Per ricordarle ci sono simboli che parlano di loro: da quel “posto occupato” su tram, bus, teatri e Palazzi istituzionali, alle scarpette rosse, fino alle tante intitolazioni che in questi ultimi anni le città hanno deciso di dedicare alle troppe vittime innocenti. Per questo la vicenda esplosa pochi giorni fa in città sul diniego da parte della commissione comunale Toponomastica alla proposta di intitolare una piazza alle vittime di femminicidio, ha scatenato un’inevitabile indignazione. E’ stato il Comitato Pari Opportunità del gruppo di CMdB ad accendere i riflettori su quel parere negativo e incomprensibile. E oggi, nella Giornata internazionale contro la violenza sulle donne, vogliono toranre a riproporre l’intitolazione di una piazza, una via o un giardino alle vittime di femminicidio.

«Il diniego della Commissione Toponomastica, composta peraltro da soli uomini in contrasto con quanto deliberato dalla Giunta comunale nel marzo 2016, è inaccettabile. Inaccettabile perché ogni segno o gesto è utile per far comprendere determinati atti, stimolare a prevenire le violenze e a riconoscere quei segnali e atteggiamenti che le preludono; essere così semplicemente di aiuto alle donne ma anche agli uomini e complessivamente ad una società più giusta».

Il Comitato fa parlare i numeri drammatici: nel 2017, dal 1 gennaio ad oggi purtroppo, sono 84 le donne uccise. Nel 2016 sono state 120, nel 2015 hanno perso la vita 128 donne uccise, nel 2014 sono state 136 le donne uccise, nel 2013 addirittura 179. I dati a volte nemmeno coincidono, perché alcuni femminicidi passano inosservati o non classificati come femminicidi.

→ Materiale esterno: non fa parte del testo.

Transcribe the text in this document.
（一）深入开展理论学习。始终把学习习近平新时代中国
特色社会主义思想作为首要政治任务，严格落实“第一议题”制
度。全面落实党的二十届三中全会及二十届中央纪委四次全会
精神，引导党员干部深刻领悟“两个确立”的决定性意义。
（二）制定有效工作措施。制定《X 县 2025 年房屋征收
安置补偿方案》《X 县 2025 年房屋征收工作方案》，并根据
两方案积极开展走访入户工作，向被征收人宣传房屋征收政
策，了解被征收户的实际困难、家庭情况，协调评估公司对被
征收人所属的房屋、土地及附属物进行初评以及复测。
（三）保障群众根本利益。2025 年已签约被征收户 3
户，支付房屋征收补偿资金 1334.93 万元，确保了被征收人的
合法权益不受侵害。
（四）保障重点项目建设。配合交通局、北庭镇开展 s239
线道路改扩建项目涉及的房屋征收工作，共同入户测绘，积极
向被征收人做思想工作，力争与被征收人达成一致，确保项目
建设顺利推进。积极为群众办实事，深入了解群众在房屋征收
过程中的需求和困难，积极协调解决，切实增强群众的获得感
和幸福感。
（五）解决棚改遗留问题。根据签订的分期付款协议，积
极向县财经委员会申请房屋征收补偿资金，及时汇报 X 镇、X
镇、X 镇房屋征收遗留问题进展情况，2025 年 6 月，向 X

A sostegno della proposta ricordano poi gli esempi di altre città: nel novembre 2014 Torino ha dedicato un Giardino alle “Vittime di Femminicidio”, nel giugno 2015 Siracusa ha avuto la sua piazza “Vittime di Femminicidio” e nel marzo 2017 anche Priolo ha intitolato una piazza alle “Vittime di Femminicidio”.

«La notizia della nostra proposta e il relativo diniego hanno avuto ampia, confermando che la motivazione approntata dalla Commissione Toponomastica con il suo “non è il modo migliore per onorarle” riferito alle vittime, non sussiste e non è assolutamente ragione valida per privare la città di un luogo di meditazione e memoria sul femminicidio. Concordiamo sul fatto che una piazza intitolata alla vittime di femminicidio non sia di certo sufficiente per ammonire su un fenomeno tanto esteso e radicato, così come non lo sono tuttavia una locandina, una panchina dedicata, una sedia con un drappo rosso e/o le tante manifestazioni a riguardo: si tratta di segni, indirizzi attraverso cui far riflettere, stimoli culturali perché il femminicidio sia collettivamente riconosciuto e stigmatizzato».